Christian Schmidt was born 1970 in Goettingen, Germany. After finishing school and assisting for almost 10 years, he started working as a professional photographer in 1999.
Today, Schmidt shoots ad campaigns for agencies around the world. He has won over 100 awards for his work and exhibits his personal landscape photographs in galleries internationally. He lives with his wife and two daughters in Stuttgart, Germany.
You strike me as someone who has a very deep understanding of light in the natural world. Can you tell us a little bit about your process? How do you hunt down these unbelievable lighting situations? How much is luck and how much is planning?
“It is a little bit of both. Sometimes, especially for an assignment or a very specific lighting situation, I wait for the perfect light. I also refer to the compass and calculate the sun direction before I get to the location.
“I figure out the best shooting time on a prep or location-check day . But of course, the weather and clouds are unpredictable. And sometimes you just have these very beautiful special moments that you can’t really plan, which makes photography so beautiful and exciting.”
What type of aids do you use when on location? How useful are tools like GPS, Google Earth, Sun Path etc.? How different was it when you started shooting?
“When I started around 15 years ago it was quite different. Everything was still shot on film, no web for research or scouting online. Photoshop was not really around.
“Today, sunPATH or iPhone Apps such as Sun Seeker make things much easier. However, I still prefer using the Suunto Clinometer Compass, and I always try to check the light and angle a day before the shoot. GPS is a must have and Google Earth is great for a general overview of the area. I use it quite often for specific landscapes such as roads, coastlines or airports.”
Do you feel like the campaigns you shoot are specifically designed arund your photographic style – or do you modify your style to adapt to the campaign?
“I adapt and transform a bit for each project. I think agencies and clients contact me because they believe my style works with the idea and layout that they have in mind for the campaign. But of course each project is different.
“The tilt-shift campaign for the Deutsche Telekom was meant to look artificial, like a small toy train scene that someone created. On the other hand, for the Allianz People campaign, the client wanted something that looked editorial, almost like there is no retouching involved at all.”

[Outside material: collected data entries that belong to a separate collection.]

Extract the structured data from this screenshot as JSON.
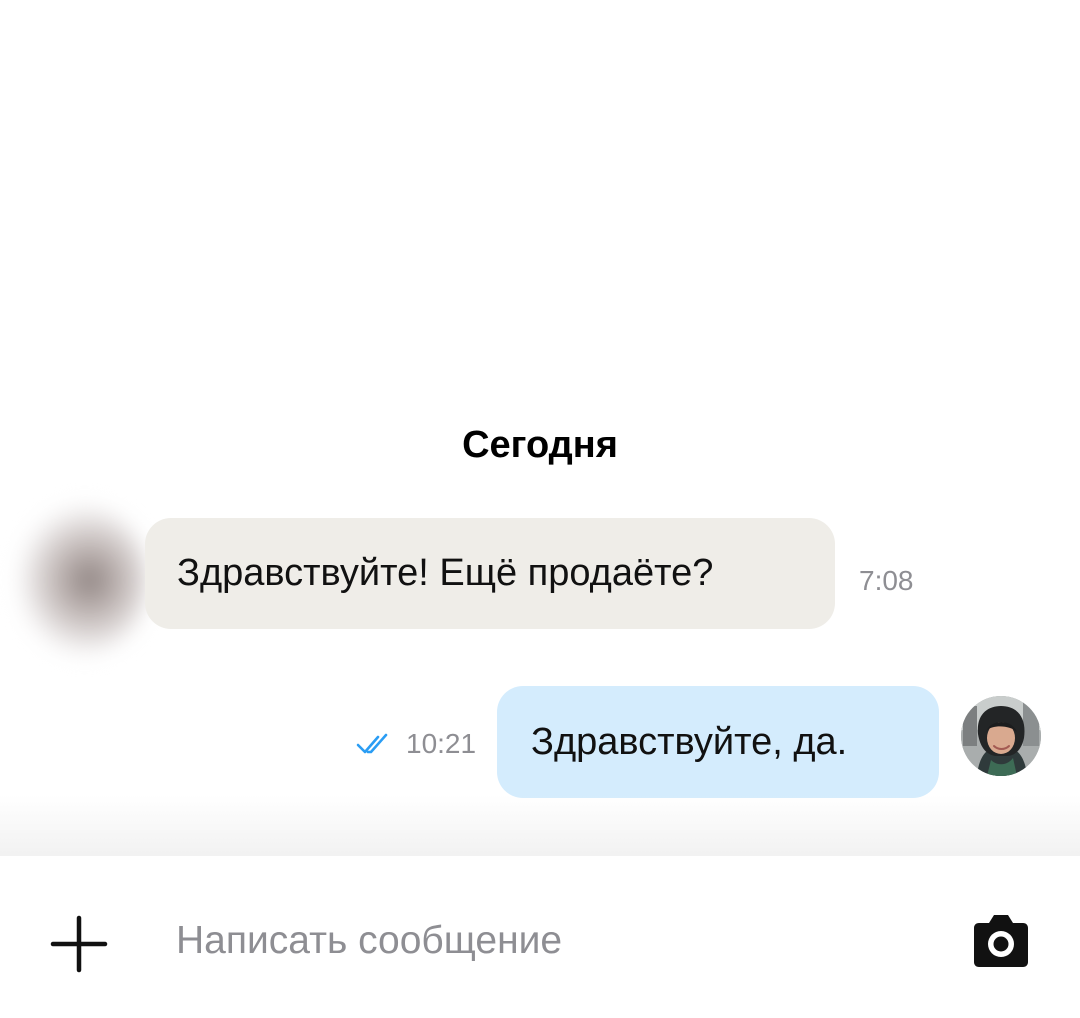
{
  "chat": {
    "date_divider": "Сегодня",
    "messages": [
      {
        "direction": "incoming",
        "text": "Здравствуйте! Ещё продаёте?",
        "time": "7:08",
        "bubble_color": "#efede8"
      },
      {
        "direction": "outgoing",
        "text": "Здравствуйте, да.",
        "time": "10:21",
        "status_icon": "double-check-icon",
        "status_color": "#2a9df4",
        "bubble_color": "#d4ecfd"
      }
    ]
  },
  "composer": {
    "add_icon": "plus-icon",
    "placeholder": "Написать сообщение",
    "value": "",
    "camera_icon": "camera-icon"
  }
}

I see other art forms like painting, illustration and architecture influencing your work. Can you touch on some of your sources of inspiration?
“I’m inspired by atmosphere and simplicity found in paintings and the graphic sensibility found in architecture. Especially in my personal projects, I strive to capture the ‘atmosphere’ of a place.’

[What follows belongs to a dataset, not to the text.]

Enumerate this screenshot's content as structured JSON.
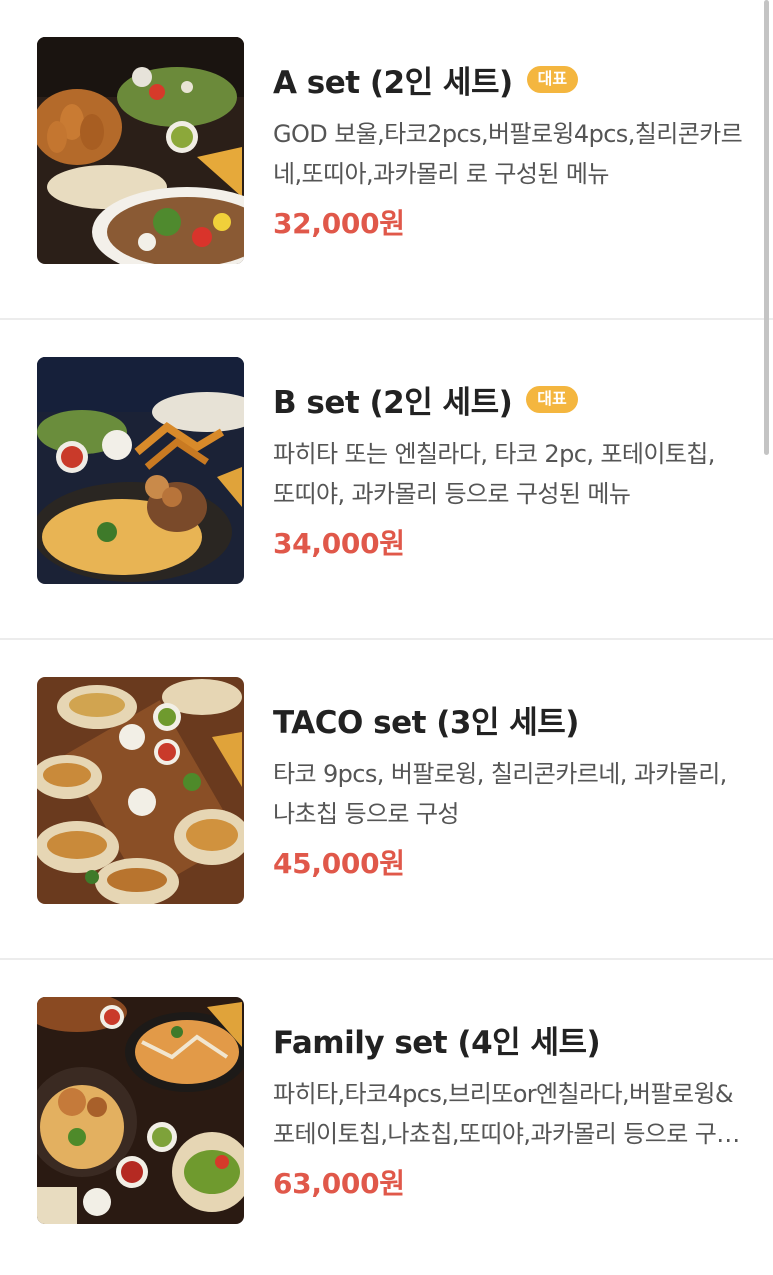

“Another big inspiration for me is time. Taking a few days off and ‘unplugging’ always gives me inspiration, new energy and passion for what I do.”
Your landscape work can be looked at as both commercial and fine art and you show both in the same portfolio. How do you think this sets you apart from other photographers working in this same field?
“For me it doesn’t really matter if it is an assignment or a personal project. I always try to create great work and something which is touching and conveys a special feeling.”